CONCEPT Cited by 1 source
Cache-coherency witness¶
Definition¶
A cache-coherency witness is a separate component that observes writes and gates reads so that a distributed cache fronting a persistent store can deliver strong read-after-write consistency without serializing every request through a single point. It tracks enough per-object state to decide, at read time, whether a given cache partition's view of an object may be stale — and if so, invalidate and refill from the persistence layer.
The name comes from the classical witness pattern in distributed systems (used in quorum protocols, see e.g. Paris 1986) — a node that participates in ordering decisions without itself holding a full replica.
The problem it solves¶
When a service layers a cache in front of a persistence tier for resilience and throughput, writes and reads can flow through different cache partitions (the write takes one path, the read races through another). Even if both paths eventually converge, for a brief window the read path can return a pre-write view. This is the textbook source of eventual consistency.
For many workloads this is fine. For S3's 2020 transition to read-after-write consistency for new objects and overwrites, it wasn't — the guarantee had to be absolute, and had to land with zero impact to performance, availability, or cost.

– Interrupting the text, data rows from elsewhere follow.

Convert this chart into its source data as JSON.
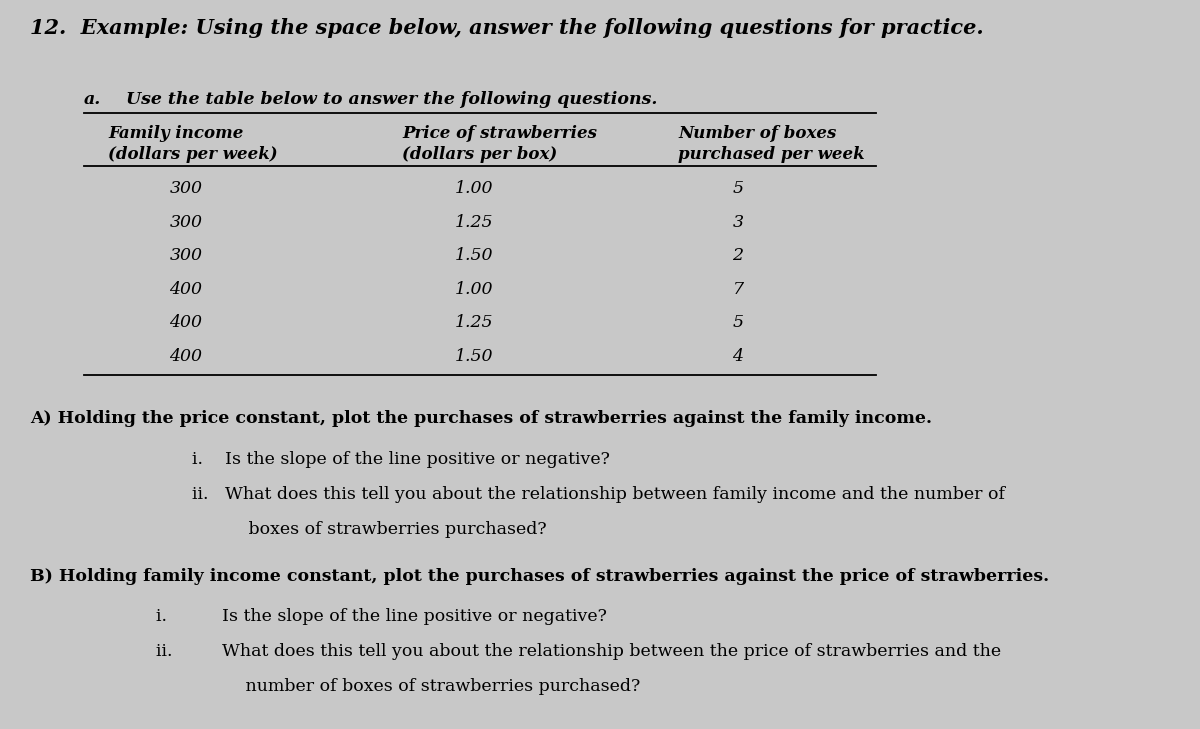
{
  "bg_color": "#c8c8c8",
  "title": "12.  Example: Using the space below, answer the following questions for practice.",
  "section_a_label": "a.",
  "section_a_text": "Use the table below to answer the following questions.",
  "col1_header": "Family income",
  "col1_subheader": "(dollars per week)",
  "col2_header": "Price of strawberries",
  "col2_subheader": "(dollars per box)",
  "col3_header": "Number of boxes",
  "col3_subheader": "purchased per week",
  "table_data": [
    [
      "300",
      "1.00",
      "5"
    ],
    [
      "300",
      "1.25",
      "3"
    ],
    [
      "300",
      "1.50",
      "2"
    ],
    [
      "400",
      "1.00",
      "7"
    ],
    [
      "400",
      "1.25",
      "5"
    ],
    [
      "400",
      "1.50",
      "4"
    ]
  ],
  "section_A_text": "A) Holding the price constant, plot the purchases of strawberries against the family income.",
  "section_A_i": "i.    Is the slope of the line positive or negative?",
  "section_A_ii": "ii.   What does this tell you about the relationship between family income and the number of",
  "section_A_ii2": "       boxes of strawberries purchased?",
  "section_B_text": "B) Holding family income constant, plot the purchases of strawberries against the price of strawberries.",
  "section_B_i": "i.          Is the slope of the line positive or negative?",
  "section_B_ii": "ii.         What does this tell you about the relationship between the price of strawberries and the",
  "section_B_ii2": "             number of boxes of strawberries purchased?"
}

The S3 mechanism (Kozlovski's reconstruction)¶
Per the 2024-03-06 High Scalability explainer (Source: sources/2024-03-06-highscalability-behind-aws-s3s-massive-scale):
- S3 has a discrete subsystem for storing per-object metadata on the critical path of most requests. Pre-2020, that tier used a "highly resilient caching technology" such that even if the cache was impaired, requests would succeed — but writes and reads could traverse different partitions, which was "the main source of S3's eventual consistency."
- S3 introduced new replication logic into the persistence tier that lets the system reason about the per-object order of operations.

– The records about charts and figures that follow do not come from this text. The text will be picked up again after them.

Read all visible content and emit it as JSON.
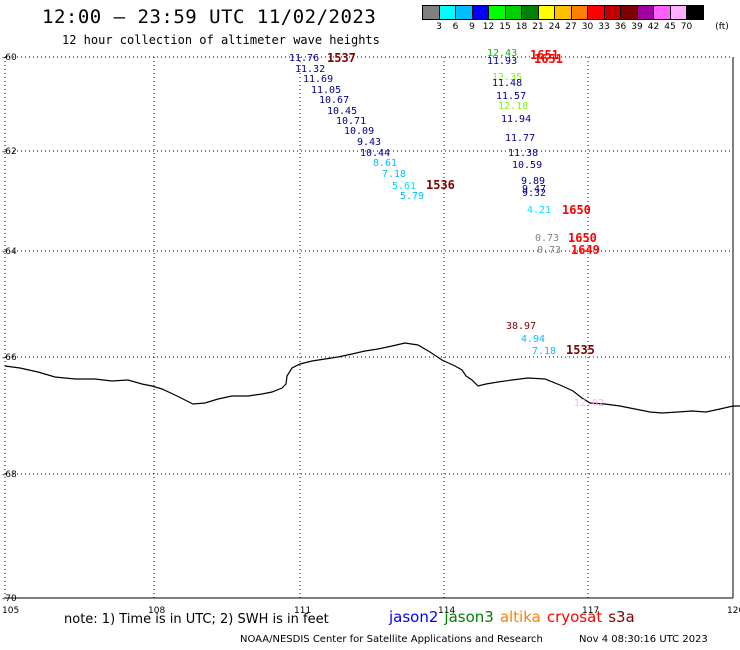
{
  "header": {
    "title": "12:00 – 23:59 UTC 11/02/2023",
    "subtitle": "12 hour collection of altimeter wave heights"
  },
  "colorbar": {
    "unit": "(ft)",
    "colors": [
      "#808080",
      "#00ffff",
      "#00bfff",
      "#0000ff",
      "#00ff00",
      "#00d000",
      "#008000",
      "#ffff00",
      "#ffc000",
      "#ff8000",
      "#ff0000",
      "#c00000",
      "#800000",
      "#a000a0",
      "#ff60ff",
      "#ffb0ff",
      "#000000"
    ],
    "labels": [
      "3",
      "6",
      "9",
      "12",
      "15",
      "18",
      "21",
      "24",
      "27",
      "30",
      "33",
      "36",
      "39",
      "42",
      "45",
      "70"
    ]
  },
  "map": {
    "lat_labels": [
      "-60",
      "-62",
      "-64",
      "-66",
      "-68",
      "-70"
    ],
    "lon_labels": [
      "105",
      "108",
      "111",
      "114",
      "117",
      "120"
    ]
  },
  "observations": [
    {
      "text": "11.76",
      "color": "#00008b"
    },
    {
      "text": "11.32",
      "color": "#00008b"
    },
    {
      "text": "11.69",
      "color": "#00008b"
    },
    {
      "text": "11.05",
      "color": "#00008b"
    },
    {
      "text": "10.67",
      "color": "#00008b"
    },
    {
      "text": "10.45",
      "color": "#00008b"
    },
    {
      "text": "10.71",
      "color": "#00008b"
    },
    {
      "text": "10.09",
      "color": "#00008b"
    },
    {
      "text": "9.43",
      "color": "#00008b"
    },
    {
      "text": "10.44",
      "color": "#00008b"
    },
    {
      "text": "8.61",
      "color": "#00bfff"
    },
    {
      "text": "7.18",
      "color": "#00bfff"
    },
    {
      "text": "5.61",
      "color": "#00dfff"
    },
    {
      "text": "5.79",
      "color": "#00bfff"
    },
    {
      "text": "12.43",
      "color": "#00c000"
    },
    {
      "text": "11.93",
      "color": "#00008b"
    },
    {
      "text": "12.35",
      "color": "#7cfc00"
    },
    {
      "text": "11.48",
      "color": "#00008b"
    },
    {
      "text": "11.57",
      "color": "#00008b"
    },
    {
      "text": "12.18",
      "color": "#7cfc00"
    },
    {
      "text": "11.94",
      "color": "#00008b"
    },
    {
      "text": "11.77",
      "color": "#00008b"
    },
    {
      "text": "11.38",
      "color": "#00008b"
    },
    {
      "text": "10.59",
      "color": "#00008b"
    },
    {
      "text": "9.89",
      "color": "#00008b"
    },
    {
      "text": "9.47",
      "color": "#00008b"
    },
    {
      "text": "9.32",
      "color": "#00008b"
    },
    {
      "text": "4.21",
      "color": "#00dfff"
    },
    {
      "text": "0.73",
      "color": "#808080"
    },
    {
      "text": "0.73",
      "color": "#808080"
    },
    {
      "text": "38.97",
      "color": "#800000"
    },
    {
      "text": "4.94",
      "color": "#00bfff"
    },
    {
      "text": "7.18",
      "color": "#00bfff"
    },
    {
      "text": "12.02",
      "color": "#ffb0ff"
    }
  ],
  "time_labels": [
    {
      "text": "1537",
      "color": "#800000"
    },
    {
      "text": "1651",
      "color": "#ff0000"
    },
    {
      "text": "1651",
      "color": "#ff0000"
    },
    {
      "text": "1536",
      "color": "#800000"
    },
    {
      "text": "1650",
      "color": "#ff0000"
    },
    {
      "text": "1650",
      "color": "#ff0000"
    },
    {
      "text": "1649",
      "color": "#ff0000"
    },
    {
      "text": "1535",
      "color": "#800000"
    }
  ],
  "footer": {
    "note": "note: 1) Time is in UTC; 2) SWH is in feet",
    "legend": [
      {
        "name": "jason2",
        "color": "#0000ff"
      },
      {
        "name": "jason3",
        "color": "#008000"
      },
      {
        "name": "altika",
        "color": "#ff8000"
      },
      {
        "name": "cryosat",
        "color": "#ff0000"
      },
      {
        "name": "s3a",
        "color": "#800000"
      }
    ],
    "credit": "NOAA/NESDIS Center for Satellite Applications and Research",
    "timestamp": "Nov  4 08:30:16 UTC 2023"
  }
}
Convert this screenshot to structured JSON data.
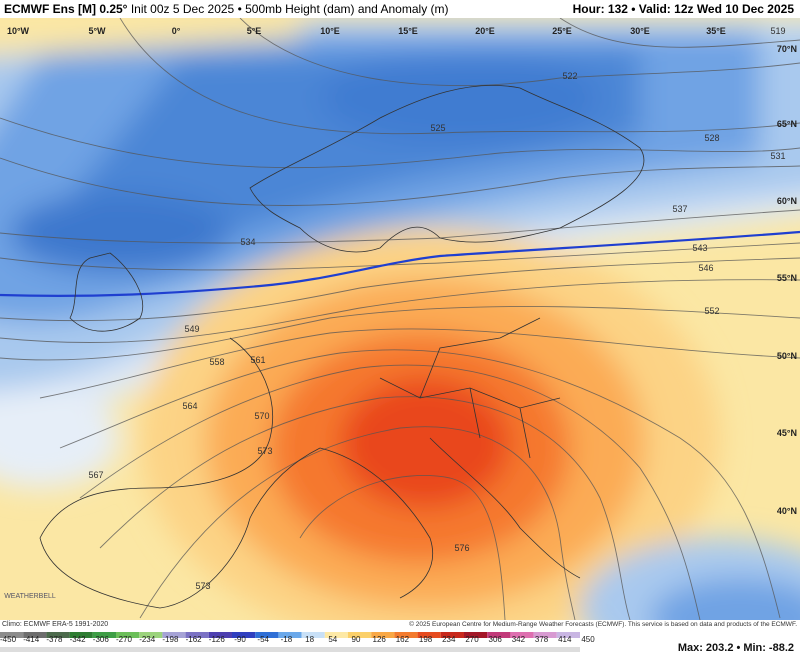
{
  "header": {
    "model": "ECMWF Ens [M] 0.25°",
    "description": "Init 00z 5 Dec 2025 • 500mb Height (dam) and Anomaly (m)",
    "valid": "Hour: 132 • Valid: 12z Wed 10 Dec 2025"
  },
  "map": {
    "longitudes": [
      "10°W",
      "5°W",
      "0°",
      "5°E",
      "10°E",
      "15°E",
      "20°E",
      "25°E",
      "30°E",
      "35°E"
    ],
    "latitudes": [
      "70°N",
      "65°N",
      "60°N",
      "55°N",
      "50°N",
      "45°N",
      "40°N"
    ],
    "contour_labels": [
      "519",
      "522",
      "525",
      "528",
      "531",
      "534",
      "537",
      "543",
      "546",
      "552",
      "549",
      "558",
      "561",
      "564",
      "570",
      "573",
      "567",
      "576",
      "573"
    ]
  },
  "footer": {
    "climo": "Climo: ECMWF ERA-5 1991-2020",
    "credit": "© 2025 European Centre for Medium-Range Weather Forecasts (ECMWF). This service is based on data and products of the ECMWF.",
    "brand": "WEATHERBELL"
  },
  "colorbar": {
    "labels": [
      -450,
      -414,
      -378,
      -342,
      -306,
      -270,
      -234,
      -198,
      -162,
      -126,
      -90,
      -54,
      -18,
      18,
      54,
      90,
      126,
      162,
      198,
      234,
      270,
      306,
      342,
      378,
      414,
      450
    ]
  },
  "stats": {
    "max_label": "Max:",
    "max": 203.2,
    "separator": "•",
    "min_label": "Min:",
    "min": -88.2
  }
}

- A new component was introduced that
- acts as a witness to S3 writes — records that an object was written, and with what ordering;
- acts as a read barrier — when it sees that a cache's view of an object may be stale, it invalidates the cache entry and forces a read from the persistence layer.

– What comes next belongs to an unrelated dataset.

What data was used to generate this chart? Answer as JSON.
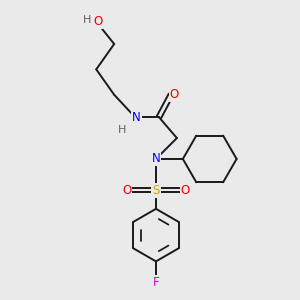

Net: reads that hit a potentially stale cache entry incur a persistence-tier read; reads that can be proven up-to-date (the witness hasn't seen a newer write) can safely return from cache. Writes pay an additional witness interaction; reads pay only when the witness says the cache view is suspect.
Why this is elegant¶
- The witness is smaller than the data — it only tracks per-object ordering metadata, not the object contents.
- Steady-state reads stay fast — the common case is "cache is current," so the read path doesn't change.
- Writes pay the coherency cost, reads only pay when stale — which matches the asymmetry of S3's workload (many more reads than writes for most objects).
- Failure mode is conservative — if the witness can't decide, fall through to persistence. Availability doesn't suffer.
Contrast with alternatives¶
| Approach | Consistency | Perf hit on reads | Perf hit on writes |
|---|---|---|---|
| No cache, read from persistence | Strong | High (always) | Baseline |
| Write-through cache, per-partition | Eventual (cross-partition) | Low | Medium |
| Single coherency broker | Strong | Medium (always gated) | High |
| Witness pattern (S3 2020) | Strong | Low (gated only on stale) | Low (witness write) |
| Client-side read-your-writes | Strong-within-client | Low | Low |
Seen in¶
- sources/2024-03-06-highscalability-behind-aws-s3s-massive-scale — Kozlovski's reconstruction of the 2020 S3 strong-consistency cutover: per-object replication logic in the persistence tier plus a new component that acts as a write-witness and read-barrier. Third-party-explainer-level detail; the component's name, fanout, and failure modes are not publicly disclosed by AWS. See concepts/strong-consistency for the user-visible contract.